Which Language Is Richest In Words?
Such claims rest on poor methodology. I will keep to the poor methodology and rely on unproven patterns (because we only have 5000 years of data in the best cases).
(Many) languages seem to evolve in a circular pattern where vowels disappear, increasing the proportion of consonants. Something like “vuh-kuh” turned into Russian волк and even Czech vlk.
Eventually many of those consonants disappear, so people attach more to the end to solve homophones. Mandarin words for things are now generally at least 2 syllables long, although their roots used to be individual roots. Compare boy, bow, buy, which have the same “baw” sound then another sound after. In Mandarin, most final consonants were lost, so they all sound the same. As a result they started to clarify like little baw, fight baw, money baw etc.
We are not sure why sound changes happen at different speeds in various situations or sometimes so strongly and utterly like in English’ great vowel shift.
These changes impact grammatical and lexical meaning carried through lost sounds (but sometimes they remain). So where German can turn most verbs into a noun with -ung, many with Ge- (Gebirge) etc… or Romance languages with -tion, in English we are at a stage where we often use the same form (lie -> lie) or change the stress (they procéss -> a prócess) not a processing nor a processtion (procession is from proceed!) -let like piglet, wavelet, booklet is no longer expected and each use finds its way into the dictionary! Yet in the past, English had many more methods of building words, mostly lost like -t like drive -> drift, see -> sight, thrive -> thrift or -k like stale -> stalk, tale->talk etc. Arabic’s been frozen at a point where it can derive a few dozen separate meanings from a single root. But in some languages the numbers of roots are higher.

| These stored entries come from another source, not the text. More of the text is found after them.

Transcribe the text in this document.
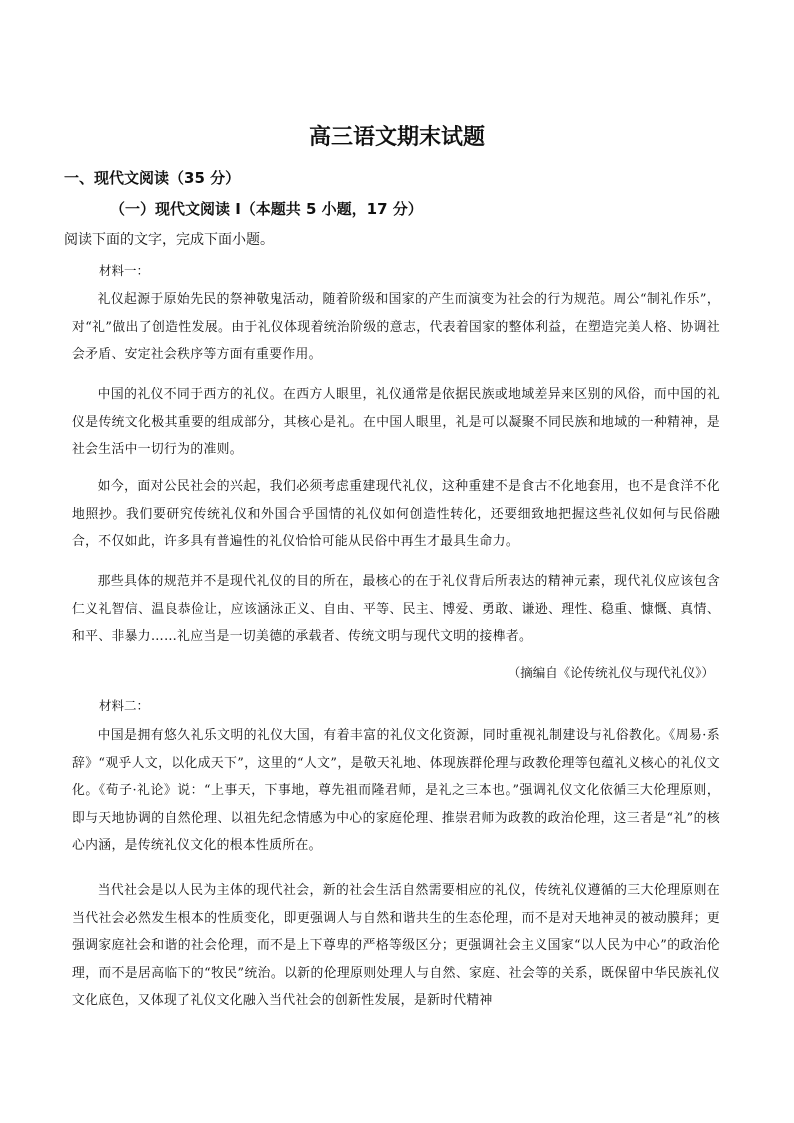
高三语文期末试题
一、现代文阅读（35 分）
（一）现代文阅读 I（本题共 5 小题，17 分）
阅读下面的文字，完成下面小题。
材料一：

礼仪起源于原始先民的祭神敬鬼活动，随着阶级和国家的产生而演变为社会的行为规范。周公“制礼作乐”，对“礼”做出了创造性发展。由于礼仪体现着统治阶级的意志，代表着国家的整体利益，在塑造完美人格、协调社会矛盾、安定社会秩序等方面有重要作用。

中国的礼仪不同于西方的礼仪。在西方人眼里，礼仪通常是依据民族或地域差异来区别的风俗，而中国的礼仪是传统文化极其重要的组成部分，其核心是礼。在中国人眼里，礼是可以凝聚不同民族和地域的一种精神，是社会生活中一切行为的准则。

如今，面对公民社会的兴起，我们必须考虑重建现代礼仪，这种重建不是食古不化地套用，也不是食洋不化地照抄。我们要研究传统礼仪和外国合乎国情的礼仪如何创造性转化，还要细致地把握这些礼仪如何与民俗融合，不仅如此，许多具有普遍性的礼仪恰恰可能从民俗中再生才最具生命力。

那些具体的规范并不是现代礼仪的目的所在，最核心的在于礼仪背后所表达的精神元素，现代礼仪应该包含仁义礼智信、温良恭俭让，应该涵泳正义、自由、平等、民主、博爱、勇敢、谦逊、理性、稳重、慷慨、真情、和平、非暴力……礼应当是一切美德的承载者、传统文明与现代文明的接榫者。

（摘编自《论传统礼仪与现代礼仪》）
材料二：

中国是拥有悠久礼乐文明的礼仪大国，有着丰富的礼仪文化资源，同时重视礼制建设与礼俗教化。《周易·系辞》“观乎人文，以化成天下”，这里的“人文”，是敬天礼地、体现族群伦理与政教伦理等包蕴礼义核心的礼仪文化。《荀子·礼论》说：“上事天，下事地，尊先祖而隆君师，是礼之三本也。”强调礼仪文化依循三大伦理原则，即与天地协调的自然伦理、以祖先纪念情感为中心的家庭伦理、推崇君师为政教的政治伦理，这三者是“礼”的核心内涵，是传统礼仪文化的根本性质所在。

当代社会是以人民为主体的现代社会，新的社会生活自然需要相应的礼仪，传统礼仪遵循的三大伦理原则在当代社会必然发生根本的性质变化，即更强调人与自然和谐共生的生态伦理，而不是对天地神灵的被动膜拜；更强调家庭社会和谐的社会伦理，而不是上下尊卑的严格等级区分；更强调社会主义国家“以人民为中心”的政治伦理，而不是居高临下的“牧民”统治。以新的伦理原则处理人与自然、家庭、社会等的关系，既保留中华民族礼仪文化底色，又体现了礼仪文化融入当代社会的创新性发展，是新时代精神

A good dictionary will only show unexpected meanings, so a root could produce library, desk, write, correspond, document, but only have 1 entry because those are expected forms of its lexeme just like write and writes are expected forms and not separate “words”. Theoretically, the total number of concepts suspended would stay the same, in isolation. They would just be encoded with different levels of systematization. We have somewhere, somehow, but not somewhy nor somewhen. Other language’s can be more or less consistent, Esperanto artificially systematizing the whole series. With increasing inventions and changing lives, many no longer know what a harrow is because we think about and describe other items.

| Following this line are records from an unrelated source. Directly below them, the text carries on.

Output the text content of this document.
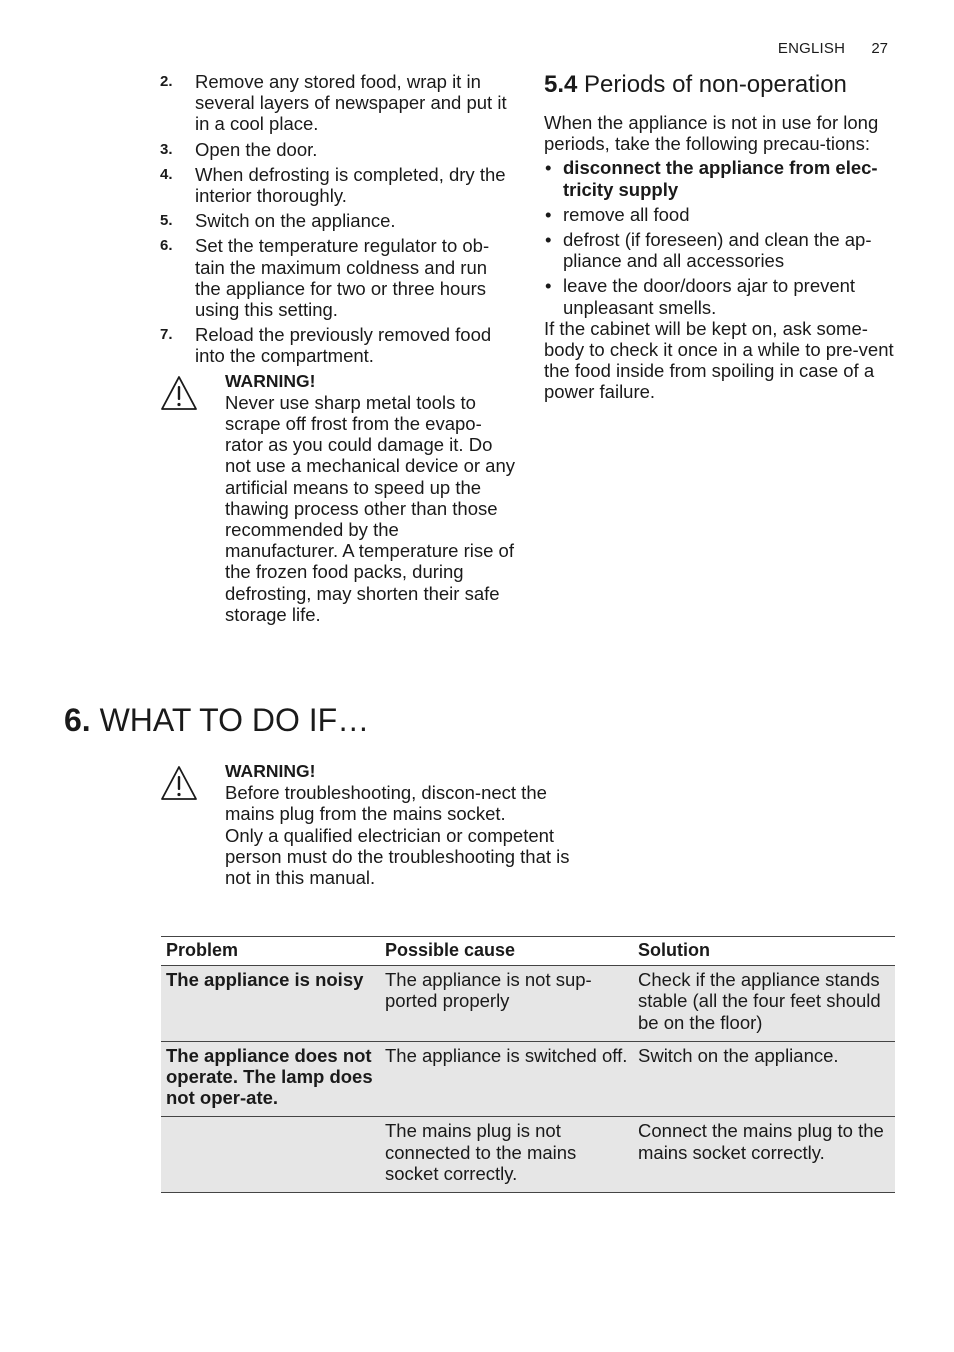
ENGLISH 27
2. Remove any stored food, wrap it in several layers of newspaper and put it in a cool place.
3. Open the door.
4. When defrosting is completed, dry the interior thoroughly.
5. Switch on the appliance.
6. Set the temperature regulator to ob-tain the maximum coldness and run the appliance for two or three hours using this setting.
7. Reload the previously removed food into the compartment.
WARNING!
Never use sharp metal tools to scrape off frost from the evapo-rator as you could damage it. Do not use a mechanical device or any artificial means to speed up the thawing process other than those recommended by the manufacturer. A temperature rise of the frozen food packs, during defrosting, may shorten their safe storage life.
5.4 Periods of non-operation

When the appliance is not in use for long periods, take the following precau-tions:

• disconnect the appliance from elec-tricity supply
• remove all food
• defrost (if foreseen) and clean the ap-pliance and all accessories
• leave the door/doors ajar to prevent unpleasant smells.

If the cabinet will be kept on, ask some-body to check it once in a while to pre-vent the food inside from spoiling in case of a power failure.

6. WHAT TO DO IF…
WARNING!
Before troubleshooting, discon-nect the mains plug from the mains socket.
Only a qualified electrician or competent person must do the troubleshooting that is not in this manual.
Problem	Possible cause	Solution
The appliance is noisy	The appliance is not sup-ported properly	Check if the appliance stands stable (all the four feet should be on the floor)
The appliance does not operate. The lamp does not oper-ate.	The appliance is switched off.	Switch on the appliance.
	The mains plug is not connected to the mains socket correctly.	Connect the mains plug to the mains socket correctly.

But this “natural” process is blocked by modern techniques like mass literacy and the printing press or religious focus on a specific writing of a book (as with Classical Arabic, as all Romance speakers still wrote in Latin). Mass education did even more. These allow old roots to stay around longer, vocabularies really grow, both for the average person and the scientist discovering and describing more, creating novel terms!
But it’s easy enough to go through another language’s dictionary and make Hungarian versions of everything. That’s how most languages were modernized during 19th century nationalism in Europe and Asia. Translators of scientific documents may coin even newer words etc. But most people do not know them. I don’t know all the bones of the body, various tissues or really …biology. I do not know fancy woodworking terminology nor native English plants from our ancestral homeland, various brandles and burndlebushesand eeroughberries and what have you.
Holding uncouth, unnumbered unwords like amniocentesis as English vocabulary to call it richer is but a tawdry lie. (Indeed, the artificial medical vocabulary is a shared system used by many languages, with consistent prefixes, roots and suffixes.) While it is good and noble, that English speakers ventured around the world and named its bounties and wonders, perhaps a more interesting metric is how many given groups of speakers now, how many are used in day to day communication or literature etc.